Three years into what is reportedly a five-year contract, hired to coax excellence from the organization's most promising players and prospects, Hakstol isn't going anywhere, and it doesn't make sense that he would. He wasn't hired to transform Matt Read, Brandon Manning, and other veteran roster-spot fillers into stars. He was hired to help Shayne Gostisbehere, Ivan Provorov, Travis Konecny, and players like them develop into a club that can win a Cup, and he is still early in that mission. Hextall reaffirmed as much Thursday, and to him, those chants in the closing seconds of Game 4 might as well have been screams in a sound-proof room.
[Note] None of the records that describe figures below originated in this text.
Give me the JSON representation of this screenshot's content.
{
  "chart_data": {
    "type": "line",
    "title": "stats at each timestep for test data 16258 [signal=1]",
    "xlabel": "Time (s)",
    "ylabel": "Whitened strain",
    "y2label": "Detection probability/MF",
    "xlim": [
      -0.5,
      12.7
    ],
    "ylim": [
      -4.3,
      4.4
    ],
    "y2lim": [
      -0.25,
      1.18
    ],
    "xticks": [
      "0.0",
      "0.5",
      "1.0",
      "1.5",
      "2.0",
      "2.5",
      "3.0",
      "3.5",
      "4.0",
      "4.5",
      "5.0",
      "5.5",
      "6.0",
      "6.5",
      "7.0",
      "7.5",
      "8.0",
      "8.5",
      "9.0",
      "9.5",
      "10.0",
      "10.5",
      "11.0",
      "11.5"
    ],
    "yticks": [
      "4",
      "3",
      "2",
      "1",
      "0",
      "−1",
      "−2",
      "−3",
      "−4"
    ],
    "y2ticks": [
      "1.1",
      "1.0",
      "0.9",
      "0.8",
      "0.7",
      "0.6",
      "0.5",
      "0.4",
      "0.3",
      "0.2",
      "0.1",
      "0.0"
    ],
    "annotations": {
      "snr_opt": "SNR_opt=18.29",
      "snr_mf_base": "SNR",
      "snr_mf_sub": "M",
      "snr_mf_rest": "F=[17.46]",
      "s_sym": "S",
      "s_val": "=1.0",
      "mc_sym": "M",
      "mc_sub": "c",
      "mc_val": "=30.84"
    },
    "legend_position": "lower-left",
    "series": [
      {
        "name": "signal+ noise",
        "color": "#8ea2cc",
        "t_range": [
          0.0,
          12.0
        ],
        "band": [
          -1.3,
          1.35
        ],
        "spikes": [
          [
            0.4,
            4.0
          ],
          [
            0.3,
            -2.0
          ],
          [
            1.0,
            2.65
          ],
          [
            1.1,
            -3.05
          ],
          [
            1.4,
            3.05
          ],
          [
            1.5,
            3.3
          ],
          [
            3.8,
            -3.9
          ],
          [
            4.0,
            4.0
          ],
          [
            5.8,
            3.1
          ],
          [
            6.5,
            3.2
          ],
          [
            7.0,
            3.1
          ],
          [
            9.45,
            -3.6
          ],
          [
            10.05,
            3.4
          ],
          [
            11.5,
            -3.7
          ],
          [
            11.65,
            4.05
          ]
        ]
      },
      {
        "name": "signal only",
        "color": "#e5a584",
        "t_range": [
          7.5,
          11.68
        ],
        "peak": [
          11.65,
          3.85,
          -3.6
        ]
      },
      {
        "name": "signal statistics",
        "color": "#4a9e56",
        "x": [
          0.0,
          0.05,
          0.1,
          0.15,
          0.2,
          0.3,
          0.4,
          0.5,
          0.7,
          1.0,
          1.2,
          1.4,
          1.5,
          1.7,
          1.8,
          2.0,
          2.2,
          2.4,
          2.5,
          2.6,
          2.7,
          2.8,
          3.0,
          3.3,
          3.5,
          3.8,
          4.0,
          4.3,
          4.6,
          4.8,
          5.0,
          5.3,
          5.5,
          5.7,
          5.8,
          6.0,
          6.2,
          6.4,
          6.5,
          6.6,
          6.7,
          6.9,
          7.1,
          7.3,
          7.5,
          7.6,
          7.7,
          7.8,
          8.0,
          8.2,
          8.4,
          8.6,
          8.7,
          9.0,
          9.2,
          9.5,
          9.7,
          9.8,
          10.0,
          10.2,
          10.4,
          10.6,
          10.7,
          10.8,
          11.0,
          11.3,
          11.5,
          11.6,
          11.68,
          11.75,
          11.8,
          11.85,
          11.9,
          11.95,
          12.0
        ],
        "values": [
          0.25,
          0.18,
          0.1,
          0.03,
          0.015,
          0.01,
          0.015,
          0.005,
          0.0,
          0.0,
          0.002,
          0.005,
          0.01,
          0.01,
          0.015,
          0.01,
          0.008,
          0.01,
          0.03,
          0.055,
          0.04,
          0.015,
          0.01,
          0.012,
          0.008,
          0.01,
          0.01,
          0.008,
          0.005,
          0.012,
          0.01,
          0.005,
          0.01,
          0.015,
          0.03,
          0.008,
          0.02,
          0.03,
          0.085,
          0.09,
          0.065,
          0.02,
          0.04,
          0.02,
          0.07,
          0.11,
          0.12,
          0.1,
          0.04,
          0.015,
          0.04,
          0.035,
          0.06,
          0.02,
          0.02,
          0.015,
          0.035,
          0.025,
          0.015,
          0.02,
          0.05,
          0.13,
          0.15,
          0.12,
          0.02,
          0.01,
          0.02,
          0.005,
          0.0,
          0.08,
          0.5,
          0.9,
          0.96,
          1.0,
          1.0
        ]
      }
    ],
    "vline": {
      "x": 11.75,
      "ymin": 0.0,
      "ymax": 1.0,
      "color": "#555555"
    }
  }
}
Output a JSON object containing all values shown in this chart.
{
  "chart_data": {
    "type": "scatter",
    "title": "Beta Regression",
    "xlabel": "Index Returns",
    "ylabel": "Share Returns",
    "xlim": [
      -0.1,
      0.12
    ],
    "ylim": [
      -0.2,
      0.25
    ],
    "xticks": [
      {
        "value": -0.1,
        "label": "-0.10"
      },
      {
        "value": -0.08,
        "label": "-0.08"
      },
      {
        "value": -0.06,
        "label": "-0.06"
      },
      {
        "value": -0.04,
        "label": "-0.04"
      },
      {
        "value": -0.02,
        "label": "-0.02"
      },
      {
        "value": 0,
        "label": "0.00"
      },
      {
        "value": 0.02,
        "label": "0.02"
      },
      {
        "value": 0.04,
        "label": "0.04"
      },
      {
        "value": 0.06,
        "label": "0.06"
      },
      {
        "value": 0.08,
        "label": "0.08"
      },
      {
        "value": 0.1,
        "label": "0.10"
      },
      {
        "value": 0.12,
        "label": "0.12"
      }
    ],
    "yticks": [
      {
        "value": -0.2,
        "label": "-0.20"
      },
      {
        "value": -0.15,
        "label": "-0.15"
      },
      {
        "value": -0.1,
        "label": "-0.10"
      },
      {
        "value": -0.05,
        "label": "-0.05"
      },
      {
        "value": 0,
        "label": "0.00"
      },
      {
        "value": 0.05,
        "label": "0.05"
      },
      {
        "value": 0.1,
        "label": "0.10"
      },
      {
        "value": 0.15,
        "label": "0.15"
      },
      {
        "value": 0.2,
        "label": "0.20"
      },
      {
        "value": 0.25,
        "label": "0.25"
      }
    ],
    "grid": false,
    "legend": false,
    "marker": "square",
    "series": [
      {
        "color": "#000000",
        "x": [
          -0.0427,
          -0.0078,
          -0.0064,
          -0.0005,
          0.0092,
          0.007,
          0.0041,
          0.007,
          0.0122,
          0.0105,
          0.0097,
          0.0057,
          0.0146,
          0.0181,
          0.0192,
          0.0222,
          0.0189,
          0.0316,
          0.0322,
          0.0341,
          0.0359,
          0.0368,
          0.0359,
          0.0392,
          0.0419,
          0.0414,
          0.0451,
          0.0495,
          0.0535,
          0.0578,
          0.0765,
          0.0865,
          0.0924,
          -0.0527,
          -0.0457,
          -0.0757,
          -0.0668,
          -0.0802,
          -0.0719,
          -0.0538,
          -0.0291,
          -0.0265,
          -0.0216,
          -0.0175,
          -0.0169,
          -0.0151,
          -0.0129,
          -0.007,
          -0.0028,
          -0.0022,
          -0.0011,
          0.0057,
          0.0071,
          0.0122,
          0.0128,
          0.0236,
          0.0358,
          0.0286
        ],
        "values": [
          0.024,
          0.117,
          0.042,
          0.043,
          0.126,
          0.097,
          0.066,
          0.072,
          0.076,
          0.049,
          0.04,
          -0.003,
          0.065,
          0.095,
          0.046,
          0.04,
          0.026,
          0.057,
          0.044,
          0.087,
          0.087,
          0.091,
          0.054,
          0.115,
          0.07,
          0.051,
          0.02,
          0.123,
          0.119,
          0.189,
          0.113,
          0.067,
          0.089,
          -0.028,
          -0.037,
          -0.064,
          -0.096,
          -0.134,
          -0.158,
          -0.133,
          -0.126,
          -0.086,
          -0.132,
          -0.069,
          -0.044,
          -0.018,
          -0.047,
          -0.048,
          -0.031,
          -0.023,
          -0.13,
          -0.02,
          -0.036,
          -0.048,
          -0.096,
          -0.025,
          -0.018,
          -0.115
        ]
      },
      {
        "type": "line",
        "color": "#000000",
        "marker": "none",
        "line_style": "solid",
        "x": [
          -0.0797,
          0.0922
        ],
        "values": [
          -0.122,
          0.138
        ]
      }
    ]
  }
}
"I know this: I know a lot more about our coaches than everybody else knows," he said. "Our coaches know a lot more about our players than everybody else knows. Our coaches study our players. They talk to our players. They see our players in practice every day. They have a really good grip on our players, and I'm very satisfied with the job our coaches have done. Do we all have to get better? Absolutely. …

"We had to be patient the last couple of years, yes, and in a cap world, you can't make rash decisions that have long-term ramifications that hurt you to try to fix something short-term. I have to be level-headed. I can't react like I used to on the ice. It is a process here."

For those keeping count, that was the second of two "process" references that Hextall made Thursday. He's banking that a different chant – one popularized by the fans of another team that plays at the Wells Fargo Center – will eventually be more appropriate. It may take a while for that time to come. Those who wish to use their voices will just have to get used to it.